| LOS ANGELES
LOS ANGELES Ronald Reagan's foundation expressed outrage on Monday at a British company's auction of what it says is a vial of the late U.S. president's blood taken at the hospital where he was treated after a 1981 assassination attempt.
PFC Auctions, a company based in Guernsey in the United Kingdom, announced on Sunday that it would sell the vial of blood in an online auction set to end on Thursday.
The vial was taken at George Washington University Hospital on March 30, 1981, after Reagan was wounded by John Hinckley Jr. in Washington, D.C., PFC Auctions said on its website. It is said to have come from a person whose late mother had worked at a medical lab.
"If indeed this story is true, it's a craven act and we will use every legal means to stop its sale or purchase," John Heubusch, executive director of the Ronald Reagan Presidential Foundation, said in a statement.

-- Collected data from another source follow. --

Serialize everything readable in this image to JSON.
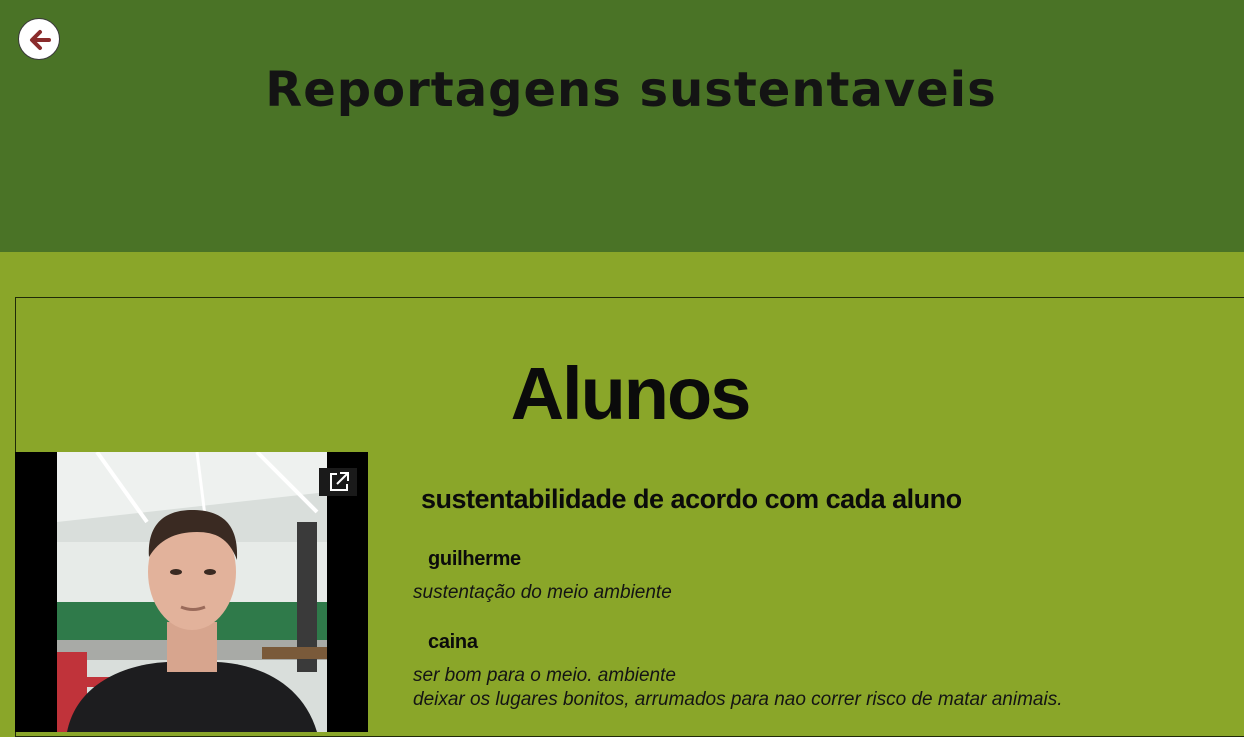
{
  "header": {
    "back_icon": "arrow-left-icon",
    "title": "Reportagens sustentaveis",
    "background_color": "#4a7326"
  },
  "main": {
    "background_color": "#8aa629",
    "section_title": "Alunos",
    "video": {
      "open_icon": "external-link-icon"
    },
    "subtitle": "sustentabilidade de acordo com cada aluno",
    "students": [
      {
        "name": "guilherme",
        "lines": [
          "sustentação do meio ambiente"
        ]
      },
      {
        "name": "caina",
        "lines": [
          "ser bom para o meio. ambiente",
          "deixar os lugares bonitos, arrumados para nao correr risco de matar animais."
        ]
      }
    ]
  }
}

The website for PFC Auctions said the latest online bid for the vial stood at 6,270 British pounds ($9,910). A PFC Auctions representative could not be reached for comment.
The website for PFC Auctions showed a picture of the blood-filled vial with a label stuck to it showing the president's name.
Reagan suffered a punctured lung and internal bleeding when he was shot by Hinckley outside the Washington Hilton Hotel. Hinckley was later found not guilty by reason of insanity. He is allowed to visit his family away from the psychiatric hospital where he is being treated.
Heubusch said his foundation had spoken to the hospital where Reagan was treated and was assured an investigation was under way into "how something like this could possibly happen." A spokesman for the hospital declined to comment.
Also posted on the PFC site was an image of a form from Bio-Science Laboratories that lists George Washington Hospital as the source of the vial, along with a statement from an unnamed person offering the vial for sale.
The seller wrote that the vial came from his or her late mother, who took it from her workplace at Maryland-based Bio-Science Laboratories, where blood work and testing were done for George Washington Hospital.
The seller said he or she had contacted the California-based Ronald Reagan Library and Museum, which is run by the late president's foundation, months ago and had been told that Reagan's family would like to have the vial given to them.
"I told him that I didn't think that was something that I was going to consider ... and that I was a real fan of Reaganomics and felt that President Reagan himself would rather see me sell it rather than donating it," the statement said.
A spokeswoman for the foundation declined to comment on the seller's claim to have spoken to the library.